318 New Dimension appliances, 238 of these being prime movers with removeable 'pods' and the remaining 80 being Incident Response Units equipped for decontamination, were supplied by Marshall Specialist Vehicles on MAN TGA chassis. These were equipped with FireLink digital radios on delivery, creating a single wide area communications system across England, Wales and Scotland. By March 2006, a majority of New Dimensions prime movers had been distributed to fire and rescue services in England and Wales as part of the scheme, however some that were deemed surplus to requirements were also sold to the Northern Ireland Fire and Rescue Service and the fire services that today constitute the Scottish Fire and Rescue Service. The vehicles are maintained on a contractual basis by Babcock International.

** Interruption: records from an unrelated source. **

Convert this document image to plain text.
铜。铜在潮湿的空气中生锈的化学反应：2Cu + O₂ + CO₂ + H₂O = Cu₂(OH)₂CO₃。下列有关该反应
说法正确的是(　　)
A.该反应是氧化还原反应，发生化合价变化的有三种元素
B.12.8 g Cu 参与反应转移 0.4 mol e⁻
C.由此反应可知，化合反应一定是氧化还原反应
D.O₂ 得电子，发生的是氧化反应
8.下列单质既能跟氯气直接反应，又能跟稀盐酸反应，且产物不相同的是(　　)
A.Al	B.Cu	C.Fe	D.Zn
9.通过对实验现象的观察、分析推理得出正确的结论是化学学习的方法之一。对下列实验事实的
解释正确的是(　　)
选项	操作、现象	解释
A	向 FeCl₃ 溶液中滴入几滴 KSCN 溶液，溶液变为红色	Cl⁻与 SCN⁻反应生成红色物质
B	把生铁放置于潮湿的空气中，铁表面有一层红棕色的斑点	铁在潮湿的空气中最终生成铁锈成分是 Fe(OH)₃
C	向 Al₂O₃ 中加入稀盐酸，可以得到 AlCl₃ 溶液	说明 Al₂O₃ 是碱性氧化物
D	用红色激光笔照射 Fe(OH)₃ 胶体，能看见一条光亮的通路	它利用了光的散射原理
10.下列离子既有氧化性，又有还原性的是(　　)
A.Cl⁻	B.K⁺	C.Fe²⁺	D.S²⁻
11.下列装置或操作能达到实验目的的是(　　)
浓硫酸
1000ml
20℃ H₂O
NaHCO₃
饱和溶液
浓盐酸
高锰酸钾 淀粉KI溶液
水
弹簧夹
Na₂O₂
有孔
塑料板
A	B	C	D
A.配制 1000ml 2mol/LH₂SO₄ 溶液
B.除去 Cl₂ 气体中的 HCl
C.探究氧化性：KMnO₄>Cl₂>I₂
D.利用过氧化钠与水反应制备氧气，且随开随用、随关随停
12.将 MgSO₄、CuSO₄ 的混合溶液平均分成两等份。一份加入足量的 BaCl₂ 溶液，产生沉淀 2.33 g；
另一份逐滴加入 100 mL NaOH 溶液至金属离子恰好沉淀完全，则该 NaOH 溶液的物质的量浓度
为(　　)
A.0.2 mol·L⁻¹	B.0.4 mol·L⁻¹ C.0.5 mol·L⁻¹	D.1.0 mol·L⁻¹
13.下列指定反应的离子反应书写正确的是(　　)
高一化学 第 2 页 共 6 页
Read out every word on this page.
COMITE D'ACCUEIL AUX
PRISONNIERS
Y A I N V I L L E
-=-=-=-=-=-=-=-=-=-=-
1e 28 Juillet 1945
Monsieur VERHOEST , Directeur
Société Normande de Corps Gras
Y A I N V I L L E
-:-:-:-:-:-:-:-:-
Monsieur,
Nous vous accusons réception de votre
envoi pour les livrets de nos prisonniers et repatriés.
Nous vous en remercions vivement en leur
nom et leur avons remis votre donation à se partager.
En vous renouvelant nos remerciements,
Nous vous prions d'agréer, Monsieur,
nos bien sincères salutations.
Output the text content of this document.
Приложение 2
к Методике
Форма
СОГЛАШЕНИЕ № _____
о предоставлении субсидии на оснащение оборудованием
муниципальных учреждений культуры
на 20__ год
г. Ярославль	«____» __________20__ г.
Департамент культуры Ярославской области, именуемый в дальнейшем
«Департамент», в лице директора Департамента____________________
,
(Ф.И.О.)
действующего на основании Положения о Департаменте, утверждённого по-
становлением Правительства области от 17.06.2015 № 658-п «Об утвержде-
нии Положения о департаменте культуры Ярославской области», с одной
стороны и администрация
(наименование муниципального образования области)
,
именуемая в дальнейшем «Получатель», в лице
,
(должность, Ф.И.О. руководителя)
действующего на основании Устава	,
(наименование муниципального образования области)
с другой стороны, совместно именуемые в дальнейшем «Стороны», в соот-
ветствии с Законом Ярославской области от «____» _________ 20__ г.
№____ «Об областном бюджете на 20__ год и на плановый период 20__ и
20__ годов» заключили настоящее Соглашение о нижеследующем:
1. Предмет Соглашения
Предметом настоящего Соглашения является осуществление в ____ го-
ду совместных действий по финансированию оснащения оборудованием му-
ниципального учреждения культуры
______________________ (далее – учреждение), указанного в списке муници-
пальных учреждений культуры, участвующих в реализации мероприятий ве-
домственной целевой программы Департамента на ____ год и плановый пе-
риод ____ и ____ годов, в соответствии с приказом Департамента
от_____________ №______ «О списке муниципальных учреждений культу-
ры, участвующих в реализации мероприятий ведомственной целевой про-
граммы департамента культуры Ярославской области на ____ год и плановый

Vehicles part of New Dimension until scrapped in 2016:
- Incident Response Unit
- Detection, Identification, Monitoring
- Prime Mover to carry pods
- Urban Search and Rescue pod
- High Volume Pump pod

===Operational use===
New Dimension appliances have been used in a number of roles since the scheme's creation. Notable uses include various floods such as the 2007 United Kingdom floods, the Buncefield fire, the Stockline Plastics factory explosion in Glasgow and the 7 July 2005 London bombings.

==Future==
Twenty two incident response units, representing a third of the vehicles allocated to the New Dimension programme, were withdrawn from fire and rescue services across England on 31 December 2015, following a review by the Government which stated that a total 43 IRUs would be sufficient for England and Wales. The review had also concluded that power respirator protective suits stored in the 22 IRUs were nearing their expiry dates, suggesting a need for the immediate withdrawal of the IRUs.

Babcock International's maintenance contract for the New Dimensions vehicles, awarded in 2008, is set to expire in 2024, by which it had been deemed by the Home Office that some New Dimensions equipment was nearing the end of their operational lives. Planning for the New Dimensions 2 programme commenced in 2019 with reviews of fire and rescue services' usage of New Dimension equipment nationwide since their introduction in 2004, including a fire and rescue service's use of CBRN equipment as well as their Urban Search and Rescue capabilities. The New Dimension 2 reviews intend to identify a need for the replacement of existing New Dimensions equipment and vehicles in 2024.